I don't know what the voltage was, 12v or 110v but I took a mental note from that experience.
 
/ How am I not dead?
  • Thread Starter
#12  
I appreciate all the explanations...and the stories. I've had more than my share of previous adventures with electricity. While installing vinyl siding, I drove a nail thru the wall into the main breaker. There was a very loud pop. I went inside and saw where the nail had gone thru, touched one of the wires at the top and melted. I had my electrician come and fix it. When I was a kid, I took my mom's car keys and stuck them in the electric socket in the wall. My brother kicked me off of it....I was buzzing and screaming. We had a lightbulb blow out in the dryer. When I grabbed the bulb to remove it, it broke in my hands and I got zapped. That burned the skin on my hand. I had a physical scheduled for the next day and asked the doctor about it. He said I should have come to the doctor....they would have observed me for several hours....But since I didn't die overnight, it was all good. I saw a guy get hit with 220 in the army. Another member of my unit had just read about what to do so he basically snatched him off the ladder. They both had minor burns. The guy who had gotten hit was very reserved and struggled with physical fitness tests before the accident. About a week afterwards we were running and he was laughing. It no longer felt difficult to him. He also was no longer shy....became a ladies man...Some of my friends thought it just gave him a new perspective on life. I think the electricity running thru his brain changed him.
 
/ How am I not dead? #13  
The close-est I ever came to real danger was when I reached into an old Television set to change out one of the tubes in the tuner. I was a TV tech, and knew enough to keep one hand in my pocket. But some how I get on the 330 volt DC line on one of the feed thru's on the tuner and my arm was touching the ground side of the tuner. I got zapped really big time. Far worse than sticking your keys in a 120 volt outlet. I had to sit down for a while even though the path was from fingers to the side of the same arm and I did not have a path thru my heart. That would have been probably a death sentence. I have never forgotten that one.
 
/ How am I not dead? #15  
While we are telling stories - a high school buddy of mine invited us to his parent's cabin at the lake. When they left from visits, they would unscrew the main fuse - the old threaded glass kind. We showed up and before even unloading cars went swimming for an hour or so. After getting out of lake, my buddy asked me to go screw in the fuse. I was still dripping wet, barefoot, and playing electrician. I remember the shock, but don't know how I let go. I do know that I was on the floor all the way across the room when I stopped. I learned a valuable lesson that day that has stuck with me now for nearly 35 years.
 
/ How am I not dead? #16  
Many years ago, working in a control cabinet I leaned in to an open frame motor starter. Three legs of 480 on my shoulder while holding grounded line in that hand. It blew me right out of the cabinet. I was running around all charged up for the rest of the day.

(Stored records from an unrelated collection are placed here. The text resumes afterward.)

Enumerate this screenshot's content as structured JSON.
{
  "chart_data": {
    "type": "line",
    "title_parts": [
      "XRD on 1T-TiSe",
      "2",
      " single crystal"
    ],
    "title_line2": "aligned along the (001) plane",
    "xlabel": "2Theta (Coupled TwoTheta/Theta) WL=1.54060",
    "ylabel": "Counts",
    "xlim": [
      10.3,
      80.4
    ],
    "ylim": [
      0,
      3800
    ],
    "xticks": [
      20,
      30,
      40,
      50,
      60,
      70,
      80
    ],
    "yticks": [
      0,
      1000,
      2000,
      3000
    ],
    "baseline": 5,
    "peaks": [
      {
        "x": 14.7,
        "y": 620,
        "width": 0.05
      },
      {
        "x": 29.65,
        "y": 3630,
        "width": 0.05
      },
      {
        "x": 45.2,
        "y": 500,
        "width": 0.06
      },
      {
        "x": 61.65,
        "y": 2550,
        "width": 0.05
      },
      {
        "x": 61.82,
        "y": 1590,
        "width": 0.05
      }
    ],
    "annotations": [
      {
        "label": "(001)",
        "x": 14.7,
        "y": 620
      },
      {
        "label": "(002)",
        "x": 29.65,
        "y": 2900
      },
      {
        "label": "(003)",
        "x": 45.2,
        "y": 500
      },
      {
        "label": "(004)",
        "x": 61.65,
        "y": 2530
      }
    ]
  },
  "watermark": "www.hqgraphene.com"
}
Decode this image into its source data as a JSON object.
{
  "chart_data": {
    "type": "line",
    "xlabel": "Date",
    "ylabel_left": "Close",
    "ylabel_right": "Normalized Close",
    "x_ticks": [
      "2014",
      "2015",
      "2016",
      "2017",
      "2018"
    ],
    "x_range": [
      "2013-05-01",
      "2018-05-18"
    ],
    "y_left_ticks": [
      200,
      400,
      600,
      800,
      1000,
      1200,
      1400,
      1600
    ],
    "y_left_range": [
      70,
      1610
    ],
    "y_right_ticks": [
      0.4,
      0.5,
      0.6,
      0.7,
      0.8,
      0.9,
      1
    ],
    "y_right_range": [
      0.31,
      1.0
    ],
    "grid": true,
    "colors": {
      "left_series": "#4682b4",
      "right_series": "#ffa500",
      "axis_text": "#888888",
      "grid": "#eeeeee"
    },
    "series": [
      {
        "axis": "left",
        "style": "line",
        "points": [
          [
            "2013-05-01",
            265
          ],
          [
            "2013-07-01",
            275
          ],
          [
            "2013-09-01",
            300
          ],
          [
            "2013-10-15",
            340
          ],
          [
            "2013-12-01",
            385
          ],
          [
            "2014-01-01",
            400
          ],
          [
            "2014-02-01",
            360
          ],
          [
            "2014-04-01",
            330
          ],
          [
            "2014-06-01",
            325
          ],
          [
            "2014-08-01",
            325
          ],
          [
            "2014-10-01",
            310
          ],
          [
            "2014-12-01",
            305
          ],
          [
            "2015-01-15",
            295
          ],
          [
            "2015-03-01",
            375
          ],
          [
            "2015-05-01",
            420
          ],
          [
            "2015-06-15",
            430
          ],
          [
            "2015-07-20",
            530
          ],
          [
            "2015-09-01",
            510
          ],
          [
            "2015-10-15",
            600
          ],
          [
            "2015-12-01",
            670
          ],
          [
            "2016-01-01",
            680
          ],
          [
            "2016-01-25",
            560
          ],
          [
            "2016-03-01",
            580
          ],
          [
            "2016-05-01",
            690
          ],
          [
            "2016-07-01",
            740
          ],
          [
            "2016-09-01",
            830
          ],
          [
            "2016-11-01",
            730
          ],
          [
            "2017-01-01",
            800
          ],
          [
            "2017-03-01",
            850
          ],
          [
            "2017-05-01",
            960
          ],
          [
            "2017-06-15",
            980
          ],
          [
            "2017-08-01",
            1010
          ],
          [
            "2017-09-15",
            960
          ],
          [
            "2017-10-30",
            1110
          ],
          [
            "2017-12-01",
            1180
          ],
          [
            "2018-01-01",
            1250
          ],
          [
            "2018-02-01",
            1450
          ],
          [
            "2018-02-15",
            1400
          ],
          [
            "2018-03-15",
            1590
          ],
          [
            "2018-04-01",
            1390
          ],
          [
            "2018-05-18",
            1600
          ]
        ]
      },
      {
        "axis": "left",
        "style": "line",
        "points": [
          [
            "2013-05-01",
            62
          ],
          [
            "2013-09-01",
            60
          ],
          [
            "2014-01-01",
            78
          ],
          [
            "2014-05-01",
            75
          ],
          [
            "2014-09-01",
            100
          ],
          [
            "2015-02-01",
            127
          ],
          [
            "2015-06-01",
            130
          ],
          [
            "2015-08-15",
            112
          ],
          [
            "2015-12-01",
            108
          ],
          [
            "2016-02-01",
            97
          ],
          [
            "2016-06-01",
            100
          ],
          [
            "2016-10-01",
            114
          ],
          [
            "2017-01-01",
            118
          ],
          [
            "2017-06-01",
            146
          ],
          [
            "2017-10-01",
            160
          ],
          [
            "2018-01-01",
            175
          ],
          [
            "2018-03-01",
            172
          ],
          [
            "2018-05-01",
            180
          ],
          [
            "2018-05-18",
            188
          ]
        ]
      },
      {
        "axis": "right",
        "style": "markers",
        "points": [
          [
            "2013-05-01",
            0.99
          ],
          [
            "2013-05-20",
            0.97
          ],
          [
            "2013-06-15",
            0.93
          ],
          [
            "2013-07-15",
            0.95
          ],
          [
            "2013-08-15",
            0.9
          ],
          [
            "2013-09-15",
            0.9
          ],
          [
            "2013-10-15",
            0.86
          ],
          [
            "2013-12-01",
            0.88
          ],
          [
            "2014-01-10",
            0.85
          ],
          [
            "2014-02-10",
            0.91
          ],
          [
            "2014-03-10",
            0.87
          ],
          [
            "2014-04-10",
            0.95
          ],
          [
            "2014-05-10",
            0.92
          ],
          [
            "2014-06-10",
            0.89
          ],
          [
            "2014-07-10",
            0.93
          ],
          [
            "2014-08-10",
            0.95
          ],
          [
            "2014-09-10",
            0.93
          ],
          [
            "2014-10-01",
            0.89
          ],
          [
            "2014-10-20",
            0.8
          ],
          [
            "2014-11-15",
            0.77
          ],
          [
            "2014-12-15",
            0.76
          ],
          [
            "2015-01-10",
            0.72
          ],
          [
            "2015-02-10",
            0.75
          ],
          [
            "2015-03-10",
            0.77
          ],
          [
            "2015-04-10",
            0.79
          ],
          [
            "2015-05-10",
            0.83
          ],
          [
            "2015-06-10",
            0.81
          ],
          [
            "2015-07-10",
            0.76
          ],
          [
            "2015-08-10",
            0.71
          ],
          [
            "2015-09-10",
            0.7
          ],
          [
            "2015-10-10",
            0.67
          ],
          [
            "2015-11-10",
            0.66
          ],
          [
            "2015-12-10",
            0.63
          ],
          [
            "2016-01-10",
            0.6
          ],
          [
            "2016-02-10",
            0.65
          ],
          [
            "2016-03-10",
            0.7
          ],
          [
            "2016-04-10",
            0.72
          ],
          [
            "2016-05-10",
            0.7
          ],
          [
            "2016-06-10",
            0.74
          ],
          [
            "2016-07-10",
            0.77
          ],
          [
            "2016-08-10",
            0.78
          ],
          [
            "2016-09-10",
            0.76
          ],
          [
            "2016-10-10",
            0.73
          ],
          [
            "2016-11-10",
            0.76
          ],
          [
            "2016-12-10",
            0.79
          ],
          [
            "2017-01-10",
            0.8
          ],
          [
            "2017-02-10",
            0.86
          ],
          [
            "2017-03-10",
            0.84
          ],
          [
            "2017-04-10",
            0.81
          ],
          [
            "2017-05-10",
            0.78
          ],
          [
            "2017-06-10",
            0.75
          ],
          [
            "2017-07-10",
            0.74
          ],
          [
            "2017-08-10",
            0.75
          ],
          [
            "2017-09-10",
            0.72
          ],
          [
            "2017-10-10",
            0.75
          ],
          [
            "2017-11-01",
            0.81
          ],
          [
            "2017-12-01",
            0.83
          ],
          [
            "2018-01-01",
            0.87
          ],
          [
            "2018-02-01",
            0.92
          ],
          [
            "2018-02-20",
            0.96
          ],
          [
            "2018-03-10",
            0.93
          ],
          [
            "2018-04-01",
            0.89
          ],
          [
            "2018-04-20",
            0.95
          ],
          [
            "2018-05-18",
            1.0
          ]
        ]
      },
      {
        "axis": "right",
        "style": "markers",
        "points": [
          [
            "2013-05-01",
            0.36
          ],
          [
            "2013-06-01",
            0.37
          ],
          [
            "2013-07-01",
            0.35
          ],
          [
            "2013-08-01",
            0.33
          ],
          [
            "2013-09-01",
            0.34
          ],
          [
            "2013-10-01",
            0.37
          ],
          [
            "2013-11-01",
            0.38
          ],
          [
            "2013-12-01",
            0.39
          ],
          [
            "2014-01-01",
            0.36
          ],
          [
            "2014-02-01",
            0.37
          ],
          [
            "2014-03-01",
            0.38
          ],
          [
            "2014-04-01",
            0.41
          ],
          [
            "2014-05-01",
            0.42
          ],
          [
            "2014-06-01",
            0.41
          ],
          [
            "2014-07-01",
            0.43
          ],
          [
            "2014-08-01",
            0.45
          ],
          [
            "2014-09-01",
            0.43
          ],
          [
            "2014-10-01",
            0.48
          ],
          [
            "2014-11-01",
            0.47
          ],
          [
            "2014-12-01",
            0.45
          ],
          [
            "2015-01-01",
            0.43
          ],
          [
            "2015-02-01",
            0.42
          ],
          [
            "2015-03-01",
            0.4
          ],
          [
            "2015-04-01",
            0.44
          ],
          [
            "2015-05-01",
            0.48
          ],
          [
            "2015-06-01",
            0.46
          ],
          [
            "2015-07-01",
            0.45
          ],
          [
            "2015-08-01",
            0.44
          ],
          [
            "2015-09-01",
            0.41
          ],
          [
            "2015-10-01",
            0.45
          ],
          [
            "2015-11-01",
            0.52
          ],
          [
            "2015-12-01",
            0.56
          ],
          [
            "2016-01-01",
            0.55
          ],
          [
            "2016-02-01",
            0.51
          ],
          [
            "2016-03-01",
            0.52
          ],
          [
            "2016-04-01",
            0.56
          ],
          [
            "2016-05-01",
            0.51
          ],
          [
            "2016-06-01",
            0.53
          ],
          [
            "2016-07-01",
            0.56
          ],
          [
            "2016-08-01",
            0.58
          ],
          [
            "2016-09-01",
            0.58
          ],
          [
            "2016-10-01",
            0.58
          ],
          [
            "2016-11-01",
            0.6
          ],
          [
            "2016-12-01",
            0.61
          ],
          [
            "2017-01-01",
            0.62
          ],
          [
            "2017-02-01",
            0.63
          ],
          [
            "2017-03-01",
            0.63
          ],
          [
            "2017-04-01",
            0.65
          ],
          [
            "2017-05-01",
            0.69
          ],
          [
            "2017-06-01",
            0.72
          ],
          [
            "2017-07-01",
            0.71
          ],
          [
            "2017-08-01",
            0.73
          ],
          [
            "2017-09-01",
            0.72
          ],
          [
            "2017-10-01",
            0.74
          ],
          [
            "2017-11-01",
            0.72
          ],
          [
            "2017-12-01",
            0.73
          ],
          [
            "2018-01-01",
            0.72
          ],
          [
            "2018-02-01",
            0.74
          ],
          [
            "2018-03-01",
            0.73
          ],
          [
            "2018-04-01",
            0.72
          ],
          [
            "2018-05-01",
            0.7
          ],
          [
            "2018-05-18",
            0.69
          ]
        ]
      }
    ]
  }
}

I design and build with touch safe components these days. Once is enough.
 
/ How am I not dead? #17  
The first time is often very memorable.
I had to be about 4 or 5, before first grade. Playing around by my parents bed I reached up and grabbed a poorly insulated plug in an outlet. I can still vividly remember seeing the fright in my mothers eyes as I started spasms, luckily yanking the plug out of the wall.

I've had a healthy respect for electricity ever since.